Syrian president promises new laws, alleges a "conspiracy"
Syrian President Bashar al-Assad, facing nationwide protests against his 11-year rule, promised that a new constitution and package of reforms would be presented soon, calling the uprising a "conspiracy" and the work of "foreign agendas."
"There exists a conspiracy," he said in a live televised speech, adding that Syria needs to cement its immunity against ongoing rumours directed at the country, DPA reported.
"Rumours are not important to me," said al-Assad, then asserting that all rumours heard about himself, his family and his work were baseless.
Speaking at Damascus University, al-Assad dismissed what he referred to as "foreign agendas" aimed at disrupting the country's tranquility.

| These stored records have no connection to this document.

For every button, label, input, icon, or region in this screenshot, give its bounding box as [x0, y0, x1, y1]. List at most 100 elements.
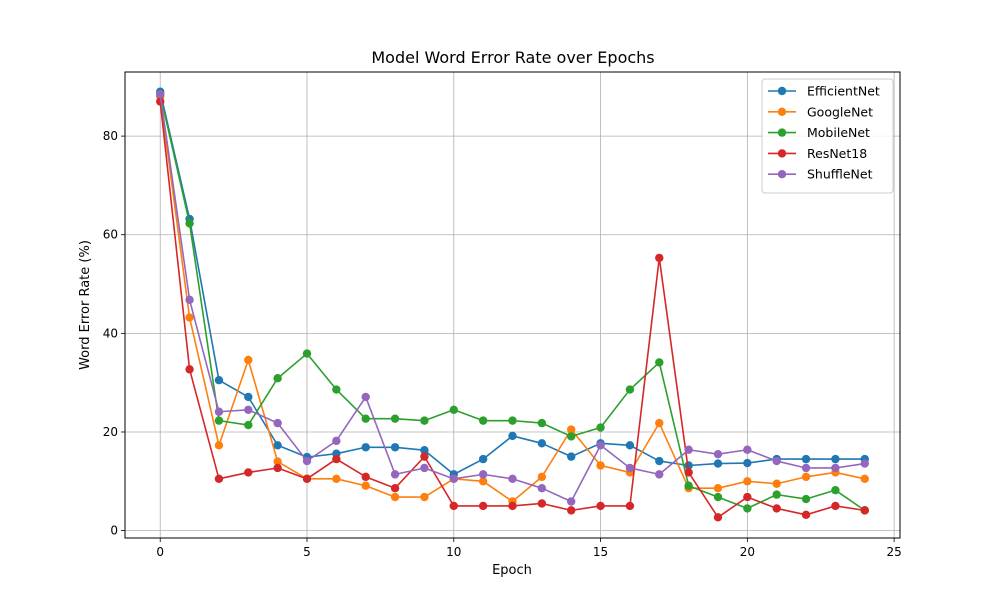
data-point — [273, 441, 282, 450]
x-tick-label: 10 — [446, 545, 461, 559]
data-point — [361, 392, 370, 402]
data-point — [655, 470, 664, 479]
data-point — [772, 479, 781, 488]
legend-marker — [777, 128, 787, 137]
data-point — [361, 472, 370, 482]
data-point — [596, 461, 605, 470]
data-point — [302, 456, 312, 466]
data-point — [684, 461, 693, 470]
y-axis-label: Word Error Rate (%) — [78, 240, 93, 370]
data-point — [361, 443, 370, 452]
data-point — [244, 355, 253, 365]
x-tick-label: 5 — [303, 545, 311, 559]
data-point — [684, 445, 693, 454]
data-point — [214, 407, 224, 416]
data-point — [567, 452, 576, 461]
data-point — [214, 416, 224, 425]
data-point — [860, 474, 869, 484]
data-point — [625, 463, 635, 473]
data-point — [361, 414, 370, 423]
data-point — [478, 416, 488, 425]
data-point — [713, 513, 723, 522]
plot-frame — [124, 71, 901, 539]
data-point — [831, 454, 840, 464]
data-point — [478, 477, 488, 486]
data-point — [713, 483, 723, 493]
data-point — [508, 474, 517, 484]
data-point — [684, 468, 693, 477]
data-point — [508, 416, 517, 425]
data-point — [537, 499, 547, 508]
series-shufflenet — [156, 89, 869, 506]
data-point — [478, 470, 488, 479]
data-point — [332, 436, 341, 446]
data-point — [537, 418, 547, 428]
data-point — [655, 456, 664, 466]
data-point — [831, 463, 840, 473]
x-tick-label: 25 — [886, 545, 901, 559]
data-point — [537, 483, 547, 493]
data-point — [449, 405, 458, 414]
data-point — [390, 483, 400, 493]
y-tick-label: 80 — [103, 129, 118, 143]
chart-title: Model Word Error Rate over Epochs — [371, 48, 654, 67]
data-point — [214, 376, 224, 385]
data-point — [713, 449, 723, 459]
data-point — [214, 441, 224, 450]
data-point — [537, 439, 547, 448]
data-point — [801, 472, 811, 482]
data-point — [332, 385, 341, 394]
legend-marker — [777, 86, 787, 96]
data-point — [860, 459, 869, 468]
y-tick-label: 40 — [103, 326, 118, 340]
data-point — [684, 481, 693, 490]
x-tick-label: 20 — [740, 545, 755, 559]
data-point — [596, 423, 605, 432]
data-point — [390, 443, 400, 452]
data-point — [772, 456, 781, 466]
data-point — [596, 501, 605, 511]
data-point — [185, 365, 194, 374]
legend-marker — [777, 149, 787, 158]
legend: EfficientNet GoogleNet MobileNet ResNet18 Sh… — [761, 78, 894, 194]
data-point — [772, 504, 781, 513]
y-tick-label: 60 — [103, 228, 118, 242]
data-point — [273, 463, 282, 473]
data-point — [244, 468, 253, 477]
data-point — [390, 470, 400, 479]
data-point — [567, 506, 576, 515]
data-point — [567, 432, 576, 441]
data-point — [244, 392, 253, 402]
data-point — [273, 374, 282, 383]
data-point — [449, 501, 458, 511]
data-point — [772, 490, 781, 499]
data-point — [743, 477, 752, 486]
data-point — [655, 253, 664, 263]
legend-label: MobileNet — [807, 125, 870, 140]
series-resnet18 — [156, 97, 869, 522]
y-tick-label: 20 — [103, 425, 118, 439]
data-point — [537, 472, 547, 482]
legend-box — [761, 78, 894, 194]
data-point — [302, 349, 312, 358]
data-point — [332, 454, 341, 464]
legend-label: ResNet18 — [807, 146, 867, 161]
data-point — [420, 452, 429, 461]
data-point — [185, 295, 194, 305]
data-point — [302, 474, 312, 484]
data-point — [655, 358, 664, 367]
data-point — [567, 425, 576, 434]
x-tick-label: 0 — [156, 545, 164, 559]
data-point — [831, 485, 840, 495]
data-point — [420, 492, 429, 502]
data-point — [214, 474, 224, 484]
data-point — [420, 416, 429, 425]
data-point — [244, 405, 253, 414]
data-point — [478, 454, 488, 464]
data-point — [625, 441, 635, 450]
data-point — [743, 492, 752, 502]
data-point — [567, 497, 576, 506]
legend-marker — [777, 107, 787, 117]
data-point — [273, 457, 282, 466]
series-efficientnet — [156, 87, 869, 479]
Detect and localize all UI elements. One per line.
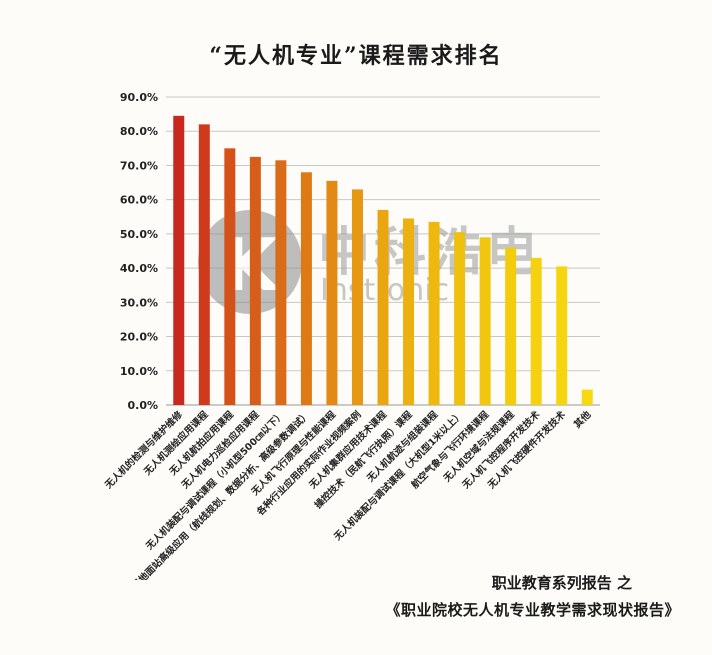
footer-series-title: 职业教育系列报告 之 <box>491 574 632 592</box>
bar <box>403 218 415 405</box>
bar <box>505 247 517 405</box>
y-tick-label: 60.0% <box>120 194 158 207</box>
y-tick-label: 0.0% <box>127 399 158 412</box>
bar <box>326 180 338 405</box>
bar <box>351 189 363 405</box>
bar <box>581 389 593 405</box>
footer-report-title: 《职业院校无人机专业教学需求现状报告》 <box>385 601 680 619</box>
bar <box>275 160 287 405</box>
bars <box>173 115 593 406</box>
y-tick-label: 50.0% <box>120 228 158 241</box>
y-tick-label: 90.0% <box>120 91 158 104</box>
bar <box>530 257 542 405</box>
bar <box>249 156 261 405</box>
y-tick-label: 30.0% <box>120 296 158 309</box>
bar-chart: 0.0% 10.0% 20.0% 30.0% 40.0% 50.0% 60.0% 70.0% 8… <box>102 91 600 580</box>
bar <box>224 148 236 406</box>
bar <box>479 237 491 405</box>
bar <box>173 115 185 406</box>
bar <box>300 172 312 405</box>
x-axis-labels: 无人机的检测与维护维修无人机测绘应用课程无人机航拍应用课程无人机电力巡检应用课程… <box>102 408 594 580</box>
bar <box>428 221 440 405</box>
bar <box>556 266 568 405</box>
bar <box>377 209 389 405</box>
bar <box>454 232 466 405</box>
y-tick-label: 70.0% <box>120 159 158 172</box>
x-tick-label: 其他 <box>571 408 593 430</box>
chart-title: “无人机专业”课程需求排名 <box>209 43 503 69</box>
bar <box>198 124 210 405</box>
footer: 职业教育系列报告 之 《职业院校无人机专业教学需求现状报告》 <box>300 572 680 620</box>
y-axis: 0.0% 10.0% 20.0% 30.0% 40.0% 50.0% 60.0% 70.0% 8… <box>120 91 158 412</box>
y-tick-label: 40.0% <box>120 262 158 275</box>
y-tick-label: 10.0% <box>120 365 158 378</box>
y-tick-label: 20.0% <box>120 331 158 344</box>
y-tick-label: 80.0% <box>120 125 158 138</box>
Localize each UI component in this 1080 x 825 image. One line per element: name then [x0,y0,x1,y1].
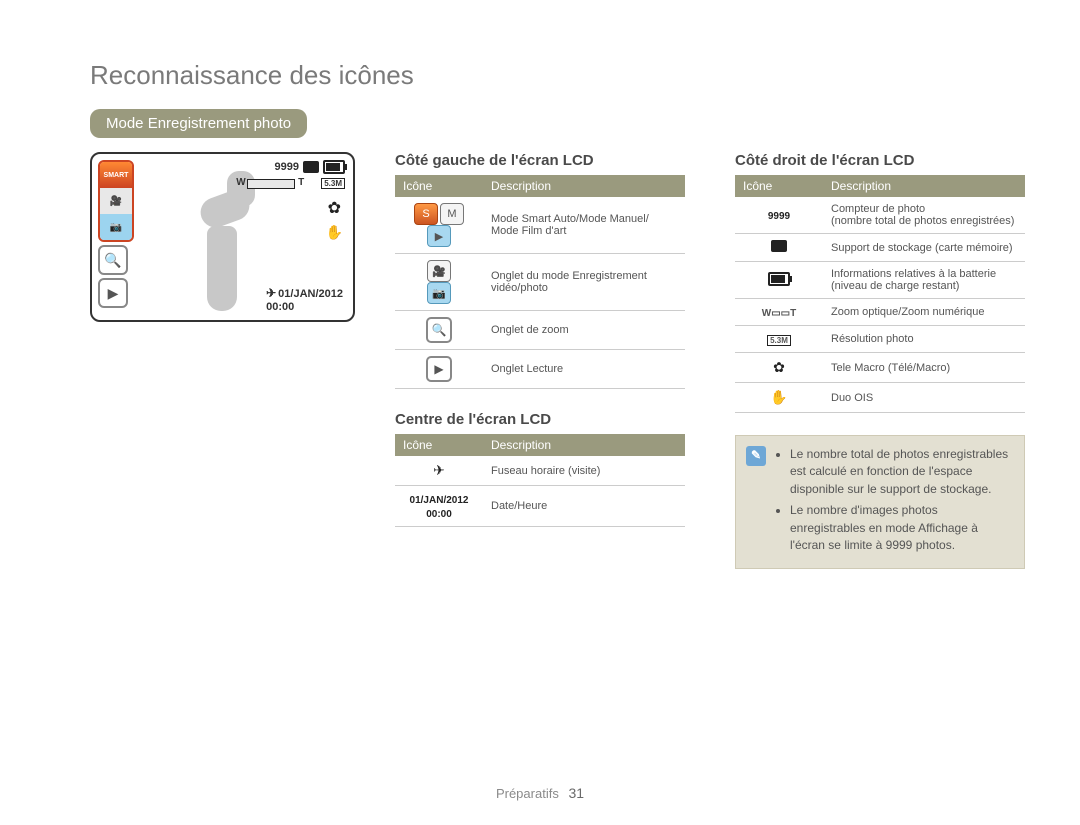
table-row: Support de stockage (carte mémoire) [735,234,1025,262]
table-row: 9999 Compteur de photo (nombre total de … [735,197,1025,234]
footer-section: Préparatifs [496,786,559,801]
smart-mode-icon [100,162,132,188]
cell-desc: Zoom optique/Zoom numérique [823,299,1025,326]
note-box: ✎ Le nombre total de photos enregistrabl… [735,435,1025,569]
photo-mode-icon [100,214,132,240]
timezone-icon: ✈ [266,286,276,300]
play-icon: ▶ [98,278,128,308]
cell-desc: Onglet Lecture [483,350,685,389]
video-mode-icon [100,188,132,214]
center-table: Icône Description ✈ Fuseau horaire (visi… [395,434,685,527]
table-row: 01/JAN/2012 00:00 Date/Heure [395,486,685,527]
manual-mode-icon: M [440,203,464,225]
table-row: 🔍 Onglet de zoom [395,311,685,350]
table-row: Informations relatives à la batterie (ni… [735,262,1025,299]
th-desc: Description [483,175,685,197]
table-row: 5.3M Résolution photo [735,326,1025,353]
table-row: W▭▭T Zoom optique/Zoom numérique [735,299,1025,326]
ois-icon: ✋ [770,389,787,406]
play-tab-icon: ▶ [426,356,452,382]
th-icon: Icône [395,434,483,456]
resolution-icon: 5.3M [321,178,345,189]
cell-desc: Informations relatives à la batterie (ni… [823,262,1025,299]
lcd-zoom-row: 5.3M [247,178,345,189]
macro-icon: ✿ [773,359,785,376]
lcd-screen: 🔍 ▶ 9999 5.3M ✿ ✋ [90,152,355,322]
th-icon: Icône [395,175,483,197]
macro-icon: ✿ [328,198,341,218]
smart-auto-icon: S [414,203,438,225]
lcd-datetime: ✈01/JAN/2012 00:00 [266,286,343,314]
th-icon: Icône [735,175,823,197]
table-row: SM▶ Mode Smart Auto/Mode Manuel/ Mode Fi… [395,197,685,254]
cell-desc: Duo OIS [823,383,1025,413]
right-table-title: Côté droit de l'écran LCD [735,152,1035,169]
mode-badge: Mode Enregistrement photo [90,109,307,138]
left-table-title: Côté gauche de l'écran LCD [395,152,695,169]
table-row: ✈ Fuseau horaire (visite) [395,456,685,486]
cell-desc: Onglet de zoom [483,311,685,350]
card-icon [771,240,787,252]
cell-desc: Résolution photo [823,326,1025,353]
table-row: ✿ Tele Macro (Télé/Macro) [735,353,1025,383]
footer-page-number: 31 [568,785,584,801]
resolution-icon: 5.3M [767,335,791,346]
card-icon [303,161,319,173]
cell-desc: Mode Smart Auto/Mode Manuel/ Mode Film d… [483,197,685,254]
cell-desc: Tele Macro (Télé/Macro) [823,353,1025,383]
table-row: ✋ Duo OIS [735,383,1025,413]
date-text-icon: 01/JAN/2012 00:00 [410,495,469,520]
zoom-icon: 🔍 [98,245,128,275]
left-table: Icône Description SM▶ Mode Smart Auto/Mo… [395,175,685,389]
cell-desc: Date/Heure [483,486,685,527]
table-row: 🎥 📷 Onglet du mode Enregistrement vidéo/… [395,254,685,311]
photo-counter: 9999 [275,161,299,173]
zoom-bar-icon [247,179,295,189]
note-bullet: Le nombre d'images photos enregistrables… [790,502,1012,554]
page-footer: Préparatifs 31 [0,785,1080,801]
right-table: Icône Description 9999 Compteur de photo… [735,175,1025,413]
table-row: ▶ Onglet Lecture [395,350,685,389]
note-icon: ✎ [746,446,766,466]
page-title: Reconnaissance des icônes [90,60,995,91]
cell-desc: Support de stockage (carte mémoire) [823,234,1025,262]
th-desc: Description [483,434,685,456]
note-bullet: Le nombre total de photos enregistrables… [790,446,1012,498]
cell-desc: Fuseau horaire (visite) [483,456,685,486]
counter-icon: 9999 [768,211,790,222]
video-tab-icon: 🎥 [427,260,451,282]
cell-desc: Onglet du mode Enregistrement vidéo/phot… [483,254,685,311]
ois-icon: ✋ [326,224,343,241]
zoom-tab-icon: 🔍 [426,317,452,343]
th-desc: Description [823,175,1025,197]
battery-icon [323,160,345,174]
cell-desc: Compteur de photo (nombre total de photo… [823,197,1025,234]
timezone-icon: ✈ [433,462,445,479]
art-film-icon: ▶ [427,225,451,247]
battery-icon [768,272,790,286]
mode-stack [98,160,134,242]
center-table-title: Centre de l'écran LCD [395,411,695,428]
photo-tab-icon: 📷 [427,282,451,304]
lcd-top-status: 9999 [275,160,345,174]
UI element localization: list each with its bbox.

"What about the scenes of destruction and vandalism?" he asked.
"The use of arms was the only option left for them," said al-Assad, blaming the killing of some civilians and security forces on paid gunmen and destructive elements.
"Some are being paid money to film the protest while others are being paid to take part in protests," said al-Assad, without, however, indicating who was behind the activities.
"Innocent blood has been shed," he said.
Al-Assad, who took over the presidency shortly after his father's death in 2000, has used Syria's vast security apparatus, including an army division led by his brother Maher al-Assad, to try and quell the uprising, according to witnesses.
Emboldened by successful uprisings in Tunisia and Egypt, hundreds of thousands of Syrians have taken to the streets in the past three months to demand greater democracy, civil liberties and the ouster of al-Assad from power.
Local human rights groups have said more than 1,300 civilians have been killed since protests erupted mid-March across Syria, a country of around 20 million people.
The death toll is difficult to verify as the government has banned the entry of foreign journalists and international human rights groups.
In his third address to the nation since the uprising began, the embattled president said Syria was at "a defining moment."
He said that a National Dialogue Authority has been tasked with making reforms and reaching out to those with legitimate needs.
"But tens of hundreds cannot think for millions," he said.
Although he promised laws would be ratified and a new constitution discussed, al-Assad stopped short of giving a time frame for greater reforms. He also did not specify which reforms might be implemented.
"If a new constitution is proposed, a referendum is needed," said al-Assad. "A new constitution will be the last step."
Since protests began, al-Assad first addressed the nation on March 30 and blamed the unrest on foreign conspirators. His second speech was on April 16 to announce the end to an emergency law in place since 1963.
Referring to previous reform promises, al-Assad said Monday that "lifting the emergency law does not mean people have the right to violate the law."
The speech came on the same day that European Union foreign ministers were to debate a tightening of sanctions against Damascus.
A travel ban and asset freeze against 23 Syrians, including al-Assad, has been in place since May, but the EU is also considering expanding the list and halting business contacts with certain Syrian companies.